A naturopatia está na moda. Que tal uma chávena de chá de
camomila ao deitar em vez de um comprimido? O biólogo Jorge Nunes revela as
propriedades medicinais e aromáticas das espécies vegetais autóctones mais
usadas na medicina tradicional.
"Os desesperados agarram-se às silvas!”, dizia a Ti
Piedade enquanto o corpo negro e cansado se curvava sobre os matos espinhosos e
as mãos vetustas e calejadas iam ripando as flores da carqueja.
“Principalmente, quando já não aguentam os males da boca ou a soltura dos
intestinos… e não falo de chupar amoras pretinhas, não senhor...”, acrescentava
com um sorriso malandreco.
Momentos mais tarde, ao passar por um silvado florido, fez
questão de mostrar que não estava mesmo a referir-se às deliciosas amoras tão
apreciadas como frutos silvestres, mas às pontas das silvas: “Folhas tenrinhas
e flores fechadas, vê?” Depois de fervidas e bem filtradas – “têm muitos picos,
é preciso ter muito cuidado!”, advertia –, servem para bochechar (curam aftas,
dores nas gengivas e outras doenças da boca) e, em tisana, aliviam a diarreia
(“soltura”, “desarranjo” ou “destempero”, como é uso chamarem-lhe no mundo
rural).
Amparada por um varapau, que a ajudava a suportar o peso dos
seus quase noventa anos, não perdia o ritmo e avançava com passo ligeiro por
entre os tojos e as urzes ressequidas. Do braço esquerdo pendiam dois sacos de
plástico com logótipos desbotados de uma grande superfície comercial. Os sinais
das catedrais do consumo já chegaram às serranias remotas de São Pedro do Sul.
Enquanto as flores de carqueja iam enchendo o saco maior, o menor permanecia
quase vazio. “É do hipericão”, esclarecia sem abrandar a passada, “mas, com
este calor, já nem se encontra, está todo mirradinho!”, justificava a dona
Piedade.
A carqueja recolhida naquela tarde ainda precisava de mais
alguns dias para secar e ser devidamente acondicionada. Depois, ficaria a
aguardar a chegada dos rigores invernosos, das gripes e tosses trazidas pelas
chuvas fortes, pelos mantos brancos de neve e pelos ventos gélidos que costumam
atravessar de forma inclemente os maciços de Montemuro e da Gralheira. As
“Terras do Demo”, como tão oportunamente lhes chamou Aquilino Ribeiro, o grande
romancista beirão.
Embora aquele dia tivesse servido essencialmente para a
apanha da carqueja e do hipericão-bravo, a anciã acabou por confidenciar que a
sua farmácia caseira incluía um sem-número de outras “ervinhas milagrosas”, que
ia recolhendo ao longo de todo o ano. “Ervas que fazem bem a tudo” e que mantém
guardada em frasquinhos e saquinhos, prontas para quando houver uma ferida, uma
tosse, uma diarreia, uma febre ou uma gripe.

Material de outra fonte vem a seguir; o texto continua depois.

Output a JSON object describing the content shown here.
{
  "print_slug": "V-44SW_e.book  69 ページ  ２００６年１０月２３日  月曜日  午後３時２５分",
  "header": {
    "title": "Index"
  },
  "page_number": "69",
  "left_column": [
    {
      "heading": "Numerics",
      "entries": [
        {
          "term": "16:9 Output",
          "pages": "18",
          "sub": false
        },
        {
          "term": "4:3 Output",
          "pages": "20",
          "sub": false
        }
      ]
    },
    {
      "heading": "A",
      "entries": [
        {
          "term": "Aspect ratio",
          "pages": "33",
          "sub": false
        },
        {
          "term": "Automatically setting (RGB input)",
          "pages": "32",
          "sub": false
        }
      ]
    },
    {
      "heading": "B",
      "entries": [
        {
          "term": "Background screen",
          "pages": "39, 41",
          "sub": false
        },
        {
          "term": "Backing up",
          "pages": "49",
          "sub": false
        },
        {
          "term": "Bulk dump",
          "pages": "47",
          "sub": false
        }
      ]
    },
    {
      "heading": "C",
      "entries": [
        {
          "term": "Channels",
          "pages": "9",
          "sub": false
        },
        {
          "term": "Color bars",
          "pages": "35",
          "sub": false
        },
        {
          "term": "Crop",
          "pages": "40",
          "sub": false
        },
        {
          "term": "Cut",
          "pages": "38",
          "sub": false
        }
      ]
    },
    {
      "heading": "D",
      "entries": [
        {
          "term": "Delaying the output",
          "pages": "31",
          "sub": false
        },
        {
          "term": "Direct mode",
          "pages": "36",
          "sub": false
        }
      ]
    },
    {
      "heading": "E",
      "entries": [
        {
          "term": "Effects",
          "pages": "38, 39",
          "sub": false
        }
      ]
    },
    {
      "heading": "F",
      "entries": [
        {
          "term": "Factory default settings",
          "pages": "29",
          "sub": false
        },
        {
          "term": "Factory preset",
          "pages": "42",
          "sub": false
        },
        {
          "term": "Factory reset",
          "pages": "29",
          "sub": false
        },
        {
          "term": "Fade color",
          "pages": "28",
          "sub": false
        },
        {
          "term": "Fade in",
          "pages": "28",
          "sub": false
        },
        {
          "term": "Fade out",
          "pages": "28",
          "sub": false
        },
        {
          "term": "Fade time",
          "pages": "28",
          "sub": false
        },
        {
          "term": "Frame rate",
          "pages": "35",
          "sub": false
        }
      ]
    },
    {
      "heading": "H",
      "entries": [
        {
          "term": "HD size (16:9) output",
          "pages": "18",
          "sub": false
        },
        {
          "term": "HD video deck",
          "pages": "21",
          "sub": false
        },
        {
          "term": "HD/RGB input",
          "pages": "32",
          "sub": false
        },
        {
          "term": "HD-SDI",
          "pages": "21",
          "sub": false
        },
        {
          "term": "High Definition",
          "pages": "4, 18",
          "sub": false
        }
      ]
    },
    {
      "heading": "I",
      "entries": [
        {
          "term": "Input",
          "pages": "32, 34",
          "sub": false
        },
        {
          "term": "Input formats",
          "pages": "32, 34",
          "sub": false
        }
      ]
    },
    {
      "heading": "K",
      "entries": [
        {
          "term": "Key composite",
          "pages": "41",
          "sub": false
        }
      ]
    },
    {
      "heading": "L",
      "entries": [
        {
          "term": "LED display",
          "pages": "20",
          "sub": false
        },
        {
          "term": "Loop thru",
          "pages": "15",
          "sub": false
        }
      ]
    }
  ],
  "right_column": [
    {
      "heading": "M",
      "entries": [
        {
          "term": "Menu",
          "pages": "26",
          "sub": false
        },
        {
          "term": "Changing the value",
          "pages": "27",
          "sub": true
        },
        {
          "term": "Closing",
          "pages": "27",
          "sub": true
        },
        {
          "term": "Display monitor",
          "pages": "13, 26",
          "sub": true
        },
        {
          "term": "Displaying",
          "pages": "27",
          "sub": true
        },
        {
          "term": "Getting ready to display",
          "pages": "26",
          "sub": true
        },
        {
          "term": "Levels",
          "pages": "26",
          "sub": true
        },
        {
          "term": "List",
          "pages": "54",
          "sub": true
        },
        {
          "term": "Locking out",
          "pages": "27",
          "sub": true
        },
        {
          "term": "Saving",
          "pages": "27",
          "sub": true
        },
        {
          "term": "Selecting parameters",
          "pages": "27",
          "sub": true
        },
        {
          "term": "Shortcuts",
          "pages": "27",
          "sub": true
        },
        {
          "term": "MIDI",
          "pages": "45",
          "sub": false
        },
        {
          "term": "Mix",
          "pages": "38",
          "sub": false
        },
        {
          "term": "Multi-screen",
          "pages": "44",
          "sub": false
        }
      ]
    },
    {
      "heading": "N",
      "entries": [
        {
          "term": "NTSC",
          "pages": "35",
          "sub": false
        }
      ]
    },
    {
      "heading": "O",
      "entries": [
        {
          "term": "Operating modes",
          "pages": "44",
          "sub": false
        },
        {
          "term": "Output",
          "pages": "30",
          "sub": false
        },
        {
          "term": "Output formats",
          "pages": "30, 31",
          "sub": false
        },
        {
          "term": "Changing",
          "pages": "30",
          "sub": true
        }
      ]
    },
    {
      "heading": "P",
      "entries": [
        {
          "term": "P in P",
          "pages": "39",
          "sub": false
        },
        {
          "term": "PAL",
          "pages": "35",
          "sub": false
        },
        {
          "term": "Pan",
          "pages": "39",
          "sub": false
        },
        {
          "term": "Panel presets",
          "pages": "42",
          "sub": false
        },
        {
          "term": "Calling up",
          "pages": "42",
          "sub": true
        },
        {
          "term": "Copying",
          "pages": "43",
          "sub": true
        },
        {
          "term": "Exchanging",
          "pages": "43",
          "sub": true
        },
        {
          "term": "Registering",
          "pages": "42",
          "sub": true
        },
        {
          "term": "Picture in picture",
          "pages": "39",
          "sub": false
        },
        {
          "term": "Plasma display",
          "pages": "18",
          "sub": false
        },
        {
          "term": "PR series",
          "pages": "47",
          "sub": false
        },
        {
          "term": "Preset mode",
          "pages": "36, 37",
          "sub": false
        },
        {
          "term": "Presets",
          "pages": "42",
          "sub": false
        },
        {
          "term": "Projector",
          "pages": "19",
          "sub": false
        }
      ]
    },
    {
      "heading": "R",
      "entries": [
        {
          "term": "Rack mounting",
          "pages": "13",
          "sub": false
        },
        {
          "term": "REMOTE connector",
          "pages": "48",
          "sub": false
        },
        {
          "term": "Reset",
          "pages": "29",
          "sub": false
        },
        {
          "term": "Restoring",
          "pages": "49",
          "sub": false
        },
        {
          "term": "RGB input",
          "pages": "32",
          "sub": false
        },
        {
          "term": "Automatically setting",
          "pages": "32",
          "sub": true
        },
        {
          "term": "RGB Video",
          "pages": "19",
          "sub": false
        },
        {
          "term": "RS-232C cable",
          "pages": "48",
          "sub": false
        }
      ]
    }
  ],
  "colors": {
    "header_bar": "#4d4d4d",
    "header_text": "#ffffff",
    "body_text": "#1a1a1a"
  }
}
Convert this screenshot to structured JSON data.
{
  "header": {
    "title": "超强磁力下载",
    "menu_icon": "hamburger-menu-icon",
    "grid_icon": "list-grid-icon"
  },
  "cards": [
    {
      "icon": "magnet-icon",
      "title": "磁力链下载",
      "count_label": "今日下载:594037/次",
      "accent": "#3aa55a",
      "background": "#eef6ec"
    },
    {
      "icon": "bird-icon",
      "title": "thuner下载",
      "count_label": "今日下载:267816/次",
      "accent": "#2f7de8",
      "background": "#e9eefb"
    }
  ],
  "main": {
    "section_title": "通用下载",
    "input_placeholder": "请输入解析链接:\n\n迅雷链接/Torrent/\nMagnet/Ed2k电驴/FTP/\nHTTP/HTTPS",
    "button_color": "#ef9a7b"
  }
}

O relato, colhido, juntamente com a carqueja e o hipericão,
no distrito de Viseu, poderá parecer apenas mais uma recolha etnográfica, igual
a tantas outras memórias que se vão apagando à medida que as comunidades rurais
entram em declínio por causa do êxodo rural e do desaparecimento dos seus
anciãos, portadores de importantes saberes e tradições que acabam por ser
enterrados com eles, muitas vezes, sem que haja qualquer hipótese de serem
legados às gerações vindouras, como acontecia antigamente. Porém, basta
percorrer qualquer aldeola portuguesa para se perceber que o rol de utilizações
das ervas é infindável e que, afinal, este relato poderia muito bem ter sido
gravado em qualquer outra região. Por todo o país, do nordeste transmontano ao
Barrocal algarvio, passando pelas ilhas-jardim, são muitas as pessoas,
nomeadamente os mais velhos, que continuam a recolher da natureza as plantas com
poderes curativos.
Desde tempos que a memória já não lembra sempre se
aproveitaram as virtudes das plantas que floresciam espontaneamente por montes
e vales. Mas “quem tem tesouros não os exibe”, diz o povo. Por isso, não é de
estranhar que, no início, as panaceias e mézinhas fossem saberes privados
guardados sigilosamente como se de tesouros familiares se tratasse. No entanto,
com o passar dos séculos, foram-se tornando públicos e acessíveis a toda a
comunidade. E, tal como no folclore e na gastronomia, também nas ervas medicinais
cada região tem a sua tradição. Nem poderia ser de outro modo, porque a
distribuição das plantas é, por vezes, circunscrita a determinadas zonas de
acordo com os fatores climáticos e edáficos que as influenciam. Não é, por
isso, de estranhar que existam diferentes “receitas” para o mesmo mal. É caso
para dizer: cada avózinha, sua mézinha!